According to the latest study led by Dr. Stephen Schwartz of the Fred Hutchinson Cancer Research Center in Seattle smoking cannabis once a week or regularly since adolescence would double the risk of testicular cancer. Testicular cancer is growing steadily and is more common in men aged 15 to 35 years.
Cannabis and testicular cancer
Testicular cancer is responsible for only 1 to 2% of male cancers but is more common in men between the ages of 15 and 35. The number of cases is constantly increasing, as is the use of cannabis. An American study has recently shown a possible link between these two phenomena.
Testicular cancer on the rise
Since the 1950s, testicular cancer has been increasing in the United States, Canada, Europe, Australia, and New Zealand.

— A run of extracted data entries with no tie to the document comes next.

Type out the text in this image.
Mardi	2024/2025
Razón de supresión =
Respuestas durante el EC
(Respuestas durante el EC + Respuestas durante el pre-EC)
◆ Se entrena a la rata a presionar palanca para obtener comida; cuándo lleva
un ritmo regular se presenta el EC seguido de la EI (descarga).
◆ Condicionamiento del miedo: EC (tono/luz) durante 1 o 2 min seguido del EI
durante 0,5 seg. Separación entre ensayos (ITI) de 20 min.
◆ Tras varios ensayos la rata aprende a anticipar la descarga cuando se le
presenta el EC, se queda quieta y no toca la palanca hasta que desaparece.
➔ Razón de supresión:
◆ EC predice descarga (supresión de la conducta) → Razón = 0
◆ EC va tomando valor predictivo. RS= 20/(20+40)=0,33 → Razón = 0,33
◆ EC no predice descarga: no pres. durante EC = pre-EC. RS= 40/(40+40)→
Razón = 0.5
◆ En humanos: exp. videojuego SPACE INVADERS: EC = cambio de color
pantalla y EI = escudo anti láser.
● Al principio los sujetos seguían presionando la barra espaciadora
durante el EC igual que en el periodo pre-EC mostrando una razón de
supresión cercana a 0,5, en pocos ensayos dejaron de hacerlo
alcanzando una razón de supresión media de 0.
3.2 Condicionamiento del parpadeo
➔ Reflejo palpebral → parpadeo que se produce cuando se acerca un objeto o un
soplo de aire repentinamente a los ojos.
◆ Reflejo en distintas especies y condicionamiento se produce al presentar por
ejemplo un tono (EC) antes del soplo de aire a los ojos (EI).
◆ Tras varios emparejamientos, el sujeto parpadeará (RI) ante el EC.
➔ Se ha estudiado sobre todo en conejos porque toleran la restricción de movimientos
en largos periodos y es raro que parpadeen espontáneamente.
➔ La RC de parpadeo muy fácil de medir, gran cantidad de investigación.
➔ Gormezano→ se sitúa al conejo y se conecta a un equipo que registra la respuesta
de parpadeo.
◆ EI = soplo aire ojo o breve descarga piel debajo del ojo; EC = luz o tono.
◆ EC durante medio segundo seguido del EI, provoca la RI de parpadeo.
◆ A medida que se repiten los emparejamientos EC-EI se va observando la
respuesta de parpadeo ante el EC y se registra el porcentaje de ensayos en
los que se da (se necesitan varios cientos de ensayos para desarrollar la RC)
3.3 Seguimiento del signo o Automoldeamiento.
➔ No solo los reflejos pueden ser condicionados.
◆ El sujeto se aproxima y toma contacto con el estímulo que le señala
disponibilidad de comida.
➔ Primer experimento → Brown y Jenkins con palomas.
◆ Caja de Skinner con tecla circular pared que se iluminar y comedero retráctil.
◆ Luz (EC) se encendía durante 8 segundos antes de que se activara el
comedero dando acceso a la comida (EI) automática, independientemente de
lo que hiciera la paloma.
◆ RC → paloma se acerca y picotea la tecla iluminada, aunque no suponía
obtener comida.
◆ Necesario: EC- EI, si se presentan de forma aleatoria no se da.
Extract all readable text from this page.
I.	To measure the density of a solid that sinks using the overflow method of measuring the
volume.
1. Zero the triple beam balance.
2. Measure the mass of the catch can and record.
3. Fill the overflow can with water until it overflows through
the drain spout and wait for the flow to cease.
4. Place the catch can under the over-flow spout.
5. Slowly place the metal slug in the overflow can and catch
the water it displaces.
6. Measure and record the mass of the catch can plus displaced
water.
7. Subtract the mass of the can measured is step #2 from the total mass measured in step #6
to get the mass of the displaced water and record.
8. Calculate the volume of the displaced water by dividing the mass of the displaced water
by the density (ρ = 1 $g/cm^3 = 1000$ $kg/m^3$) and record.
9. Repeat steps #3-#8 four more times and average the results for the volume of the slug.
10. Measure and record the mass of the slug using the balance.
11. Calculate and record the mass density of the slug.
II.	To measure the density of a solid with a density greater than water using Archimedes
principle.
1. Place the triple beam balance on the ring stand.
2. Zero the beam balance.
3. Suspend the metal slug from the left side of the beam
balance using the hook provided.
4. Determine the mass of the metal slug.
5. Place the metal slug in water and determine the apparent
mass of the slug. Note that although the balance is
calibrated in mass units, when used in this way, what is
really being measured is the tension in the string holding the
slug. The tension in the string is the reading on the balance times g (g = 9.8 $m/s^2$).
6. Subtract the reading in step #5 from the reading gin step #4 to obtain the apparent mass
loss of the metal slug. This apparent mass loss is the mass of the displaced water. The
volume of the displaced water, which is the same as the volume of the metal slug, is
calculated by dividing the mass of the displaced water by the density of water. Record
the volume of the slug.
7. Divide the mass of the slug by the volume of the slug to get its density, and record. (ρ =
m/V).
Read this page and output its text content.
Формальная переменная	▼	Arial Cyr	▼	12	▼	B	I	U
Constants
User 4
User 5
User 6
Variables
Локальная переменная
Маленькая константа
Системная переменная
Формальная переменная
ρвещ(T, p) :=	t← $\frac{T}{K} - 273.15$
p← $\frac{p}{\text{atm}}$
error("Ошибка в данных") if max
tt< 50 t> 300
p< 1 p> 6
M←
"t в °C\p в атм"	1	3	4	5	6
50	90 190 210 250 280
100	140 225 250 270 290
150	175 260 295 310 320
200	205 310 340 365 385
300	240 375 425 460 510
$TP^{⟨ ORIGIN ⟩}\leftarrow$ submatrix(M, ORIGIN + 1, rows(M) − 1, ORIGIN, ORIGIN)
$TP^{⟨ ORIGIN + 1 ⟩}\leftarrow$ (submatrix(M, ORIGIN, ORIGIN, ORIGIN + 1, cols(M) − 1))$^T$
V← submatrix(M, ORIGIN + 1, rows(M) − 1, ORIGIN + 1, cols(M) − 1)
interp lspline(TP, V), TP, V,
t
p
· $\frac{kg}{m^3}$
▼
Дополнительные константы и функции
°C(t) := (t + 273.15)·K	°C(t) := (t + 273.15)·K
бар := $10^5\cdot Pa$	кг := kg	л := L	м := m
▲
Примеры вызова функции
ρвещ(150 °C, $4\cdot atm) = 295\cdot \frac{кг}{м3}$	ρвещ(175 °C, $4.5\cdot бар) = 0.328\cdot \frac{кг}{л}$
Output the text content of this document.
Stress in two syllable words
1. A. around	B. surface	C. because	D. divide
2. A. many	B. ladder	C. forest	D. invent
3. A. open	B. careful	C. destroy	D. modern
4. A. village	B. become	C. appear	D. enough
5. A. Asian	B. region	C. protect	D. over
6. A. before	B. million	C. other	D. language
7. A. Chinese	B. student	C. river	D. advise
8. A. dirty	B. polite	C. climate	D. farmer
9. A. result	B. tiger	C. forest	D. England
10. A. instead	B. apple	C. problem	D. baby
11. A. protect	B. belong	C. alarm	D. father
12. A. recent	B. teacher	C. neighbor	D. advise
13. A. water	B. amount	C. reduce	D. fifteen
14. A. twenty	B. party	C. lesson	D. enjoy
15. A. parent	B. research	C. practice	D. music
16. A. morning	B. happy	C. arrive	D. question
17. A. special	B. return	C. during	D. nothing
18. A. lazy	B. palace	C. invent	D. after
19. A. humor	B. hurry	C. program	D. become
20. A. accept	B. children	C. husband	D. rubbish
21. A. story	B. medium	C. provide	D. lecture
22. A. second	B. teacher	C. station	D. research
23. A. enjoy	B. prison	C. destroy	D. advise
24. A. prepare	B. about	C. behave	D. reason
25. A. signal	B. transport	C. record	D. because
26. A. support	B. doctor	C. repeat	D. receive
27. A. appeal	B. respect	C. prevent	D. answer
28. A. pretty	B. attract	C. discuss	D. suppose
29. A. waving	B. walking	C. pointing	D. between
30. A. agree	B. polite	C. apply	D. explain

There are two types of germ cell tumors found in testicular cancer: seminomatous and non-seminomatous, which account for 60% and 40% of cases respectively. The latter is the most aggressive because they develop very rapidly and affect men between 20 and 35 years of age.
The risk factors for this disease are family history, the absence of one or both testicles in the bursa (cryptorchidism) and the abnormal development of testicles. This cancer is thought to occur partly before birth when certain germ cells (such as those responsible for sperm production in adulthood) do not develop properly and become vulnerable to malignancy. Later, during adolescence and adulthood, exposure to certain pollutants and hormones may also play a role.
Heavy Cannabis smokers are twice as likely to develop cancer
Several studies have attempted to link testicular cancer to exposure to different contaminants: phthalates, estrogen-like molecules used in the paint industry, pesticides, detergents, and plastics. However, despite disturbing animal studies, no connection has yet been established in humans.
However, one of the pollutants ignored so far is cannabis, the use of which has already been shown to increase in proportion to the number of cases of this male cancer. In addition, researchers have shown that testicles are among the only organs that contain specific receptors for tetrahydrocannabinol (THC), the active ingredient in marijuana. Finally, the male reproductive system produces a cannabis-like compound with anti-cancer properties. It was therefore justified to look more thoroughly into the link between cannabis and testicular cancer.
To go further, Dr. Schwartz’s team asked 369 men with testicular cancer and 979 healthy men about their cannabis use. Given the influence of other parameters (alcohol, smoking, other known risk factors for testicular cancer, etc.), the analysis of the answers showed that cannabis plays a very important role in the development of seminomatous tumors. Joint smokers would have a 70% higher risk of testicular cancer than non-smokers. This risk has almost doubled for those who smoke weekly and/or start at puberty!
Don’t let your fertility go up in smoke!
The researchers point out, however, that these results are only a new area of interest at the moment. Further studies will have to confirm this link with certainty and provide insight into the mechanisms by which marijuana can promote this disease. It will also be important to understand why cannabis is associated with only one type of testicular cancer.
After already being proven to hurt fertility in men cannabis could eventually be blamed for causing testicular cancer. Dr. Schwartz, the lead author of the study, recalls that little is known about the long-term effects of cannabis, especially among heavy smokers.
“In the absence of more certain information, a decision to smoke marijuana recreationally means that one is taking a chance on one’s future health,” said Dr. Schwartz.
Given the link his study suggests, he invites young people not to risk their future health by not abusing cannabis.